36. Tanggung Jawab

3.4K 142 0
                                    

Arya dan Susan duduk di sofa ruang tamu dengan wajah tertunduk dalam. Keduanya telah berpakaian lengkap. Sementara Vita dan Hermawan duduk seraya menatap kedua orang itu dengan tatapan bertanya-tanya.

"Kamu udah putus sama Felicia?"

Itu pertanyaan pertama yang Hermawan ucapkan.

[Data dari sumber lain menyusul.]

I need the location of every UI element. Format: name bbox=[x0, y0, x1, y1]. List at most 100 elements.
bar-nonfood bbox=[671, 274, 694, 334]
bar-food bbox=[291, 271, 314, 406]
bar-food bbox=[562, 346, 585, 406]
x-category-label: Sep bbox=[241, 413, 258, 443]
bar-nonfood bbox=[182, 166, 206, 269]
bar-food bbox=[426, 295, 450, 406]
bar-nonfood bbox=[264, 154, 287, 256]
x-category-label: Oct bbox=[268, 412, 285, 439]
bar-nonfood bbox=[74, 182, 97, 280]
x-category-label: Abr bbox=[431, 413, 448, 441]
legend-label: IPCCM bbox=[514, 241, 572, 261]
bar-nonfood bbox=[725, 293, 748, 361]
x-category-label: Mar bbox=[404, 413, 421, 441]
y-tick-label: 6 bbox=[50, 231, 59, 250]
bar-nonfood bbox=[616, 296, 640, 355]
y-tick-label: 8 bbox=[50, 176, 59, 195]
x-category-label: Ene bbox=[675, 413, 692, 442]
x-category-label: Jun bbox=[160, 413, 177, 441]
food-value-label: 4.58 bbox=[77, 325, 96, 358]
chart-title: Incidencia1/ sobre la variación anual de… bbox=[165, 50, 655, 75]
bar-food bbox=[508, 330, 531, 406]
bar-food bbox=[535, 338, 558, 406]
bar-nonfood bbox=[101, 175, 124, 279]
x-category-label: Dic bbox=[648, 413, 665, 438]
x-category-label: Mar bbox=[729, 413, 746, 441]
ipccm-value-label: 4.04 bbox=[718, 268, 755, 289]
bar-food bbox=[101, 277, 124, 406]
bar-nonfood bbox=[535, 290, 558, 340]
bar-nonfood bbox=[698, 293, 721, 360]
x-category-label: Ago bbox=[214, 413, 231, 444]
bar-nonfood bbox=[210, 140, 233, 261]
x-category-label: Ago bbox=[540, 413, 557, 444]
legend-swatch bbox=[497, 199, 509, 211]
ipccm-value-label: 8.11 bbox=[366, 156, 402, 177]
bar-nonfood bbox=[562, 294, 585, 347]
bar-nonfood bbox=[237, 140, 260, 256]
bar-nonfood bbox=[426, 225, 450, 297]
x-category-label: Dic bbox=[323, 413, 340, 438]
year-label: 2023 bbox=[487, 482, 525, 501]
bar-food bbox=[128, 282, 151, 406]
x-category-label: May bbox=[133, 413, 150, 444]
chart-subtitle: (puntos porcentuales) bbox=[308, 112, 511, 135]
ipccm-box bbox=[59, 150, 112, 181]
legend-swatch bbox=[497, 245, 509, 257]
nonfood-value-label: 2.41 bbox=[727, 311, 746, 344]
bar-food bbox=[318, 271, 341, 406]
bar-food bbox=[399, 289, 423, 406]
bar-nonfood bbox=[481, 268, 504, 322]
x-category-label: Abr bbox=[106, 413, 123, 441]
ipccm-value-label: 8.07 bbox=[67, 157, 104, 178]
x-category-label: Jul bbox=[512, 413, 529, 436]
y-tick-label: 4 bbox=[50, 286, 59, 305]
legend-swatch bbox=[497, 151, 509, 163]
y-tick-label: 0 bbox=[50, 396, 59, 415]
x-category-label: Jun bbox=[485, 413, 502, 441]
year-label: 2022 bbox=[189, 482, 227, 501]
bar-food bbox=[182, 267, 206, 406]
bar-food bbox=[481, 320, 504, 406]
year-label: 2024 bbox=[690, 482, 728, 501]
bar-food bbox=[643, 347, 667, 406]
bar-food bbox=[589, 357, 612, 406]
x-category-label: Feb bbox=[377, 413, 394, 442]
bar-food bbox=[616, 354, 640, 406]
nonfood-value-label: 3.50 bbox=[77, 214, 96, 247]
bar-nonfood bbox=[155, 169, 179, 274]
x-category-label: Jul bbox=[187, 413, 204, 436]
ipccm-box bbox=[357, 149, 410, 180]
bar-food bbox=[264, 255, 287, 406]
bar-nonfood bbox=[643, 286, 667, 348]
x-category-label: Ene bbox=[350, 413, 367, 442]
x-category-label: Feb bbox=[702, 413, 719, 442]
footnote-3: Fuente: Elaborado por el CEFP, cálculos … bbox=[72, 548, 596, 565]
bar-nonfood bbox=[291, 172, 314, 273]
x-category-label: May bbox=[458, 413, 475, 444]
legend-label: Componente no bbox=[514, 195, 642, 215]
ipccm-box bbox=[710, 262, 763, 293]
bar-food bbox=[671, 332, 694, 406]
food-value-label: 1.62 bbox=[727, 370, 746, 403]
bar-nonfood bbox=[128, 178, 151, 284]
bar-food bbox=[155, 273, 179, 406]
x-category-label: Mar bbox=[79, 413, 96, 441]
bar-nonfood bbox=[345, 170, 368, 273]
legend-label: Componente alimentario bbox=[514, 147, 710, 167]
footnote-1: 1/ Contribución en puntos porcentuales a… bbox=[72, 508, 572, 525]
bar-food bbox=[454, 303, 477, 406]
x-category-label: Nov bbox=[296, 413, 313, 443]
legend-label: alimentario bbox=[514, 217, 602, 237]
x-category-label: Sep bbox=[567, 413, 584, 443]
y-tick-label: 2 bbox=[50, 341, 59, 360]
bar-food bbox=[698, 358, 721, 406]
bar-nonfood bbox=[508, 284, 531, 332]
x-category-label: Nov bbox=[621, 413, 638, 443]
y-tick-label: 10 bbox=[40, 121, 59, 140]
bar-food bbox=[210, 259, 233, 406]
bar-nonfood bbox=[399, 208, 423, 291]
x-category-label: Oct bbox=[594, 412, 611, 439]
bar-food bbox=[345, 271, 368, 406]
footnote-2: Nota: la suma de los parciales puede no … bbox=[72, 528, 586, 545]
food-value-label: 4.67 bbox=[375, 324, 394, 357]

"Bukannya tadi malem kamu masih sama Felicia? Bahkan mau ngelamar dia. Kenapa paginya malah sama wanita lain? Kamu selingkuh?" tanya Hermawan tanpa henti dan pertanyaan terakhir lebih ke menuduh.

"Aku nggak selingkuh yah," sahut Arya lemas tak berdaya.

"Dan siapa kamu? Kenapa kamu kenal cucu saya?" Tatapan Hermawan tertuju ke arah Susan, wanita itu tengah tertunduk malu.

"Itu... Anu... Saya... Itu...," sahut Susan tampak gugup.

"Tante Susan ini sekretarisnya papa kek," sahut Vita mewakili.

Hermawan mengembuskan nafas.

"Saya nggak mau tahu, kalian berdua harus secepatnya menikah," ujar Hermawan mengambil keputusan sepihak.

"Apa?!" teriak keduanya dengan kompak.

"Ayah jangan bercanda! Menikah? Kami aja nggak saling kenal, bahkan aku nggak tahu gimana ceritanya sampe bisa tidur sama dia," ujar Arya menentang keras keputusan Hermawan.

"Nggak saling kenal tapi tidur bersama?" ujar Hermawan syarat akan sindiran.

"Sebenernya aku sama dia nggak ada hubungan apa-apa. Kami nggak sengaja ketemu tadi malem di klub," ujar Arya.

"Dasar anak kurang ajar! Udah mau ngelamar Felicia, malah ceroboh sampe tidur sama wanita lain," omel Hermawan.

"Aku ke klub bukan karena iseng yah, tapi aku galau karena lamaranku ditolak sama Felicia," ujar Arya dengan nada meninggi.

"Kok bisa? Bukannya cuma Felicia yang sanggup pacaran lama sama kamu?"

"Karena dia nggak bisa terima Vita sebagai anakku," sahut Arya dengan nada lirih. Tak enak hati harus mengatakannya.

Vita menundukkan kepalanya. Tahu kalau ia penyebab lamaran daddy-nya ditolak oleh wanita bernama Felicia itu.

"Maaf, gara-gara aku daddy putus sama pacar daddy," ujar Vita lirih merasa bersalah.

"Kamu nggak usah minta maaf Vita. Keputusan Arya putus dari wanita itu sudah yang paling tepat! Wanita itu nggak pantes masuk keluarga kita!" ujar Hermawan murka. Tidak ada yang boleh menolak keberadaan cucunya ini. Siapapun itu orangnya.

"Yah, aku yakin Felicia nggak bermaksud begitu. Mungkin dia masih syok karena tiba-tiba tahu kalo aku udah punya anak," ujar Arya yang masih berharap bisa menikah dengan Felicia.

"Nggak usah belain wanita itu, saya sebagai kakeknya Vita merasa sakit hati. Kalo pun wanita itu minta balikan lagi sama kamu, jangan harap saya akan merestui pernikahan kalian," ujar Hermawan tak bisa diganggu gugat.

"Dan jangan lupa perkataan saya tadi. Kalian berdua harus segera menikah!" Hermawan melipat kedua tangannya di depan dada dengan ekspresi serius.

"Yah, please jangan aneh-aneh," mohon Arya, mengembuskan nafas lelah.

"Apa alasan kuat yang dorong ayah nyuruh aku menikah sama dia?" tanya Arya dengan wajah keheranan.

Susan pun tampak penasaran kenapa pria tua itu ngotot menyuruhnya menikah dengan pria bernama Arya itu. Padahal ia tidak menyukainya, ia hanya menyukai Raka seorang.

"Karena kalian berdua sudah tidur bersama semalam," sahut Hermawan dengan entengnya.

"Come on, yah! Cuma tidur semalem doang."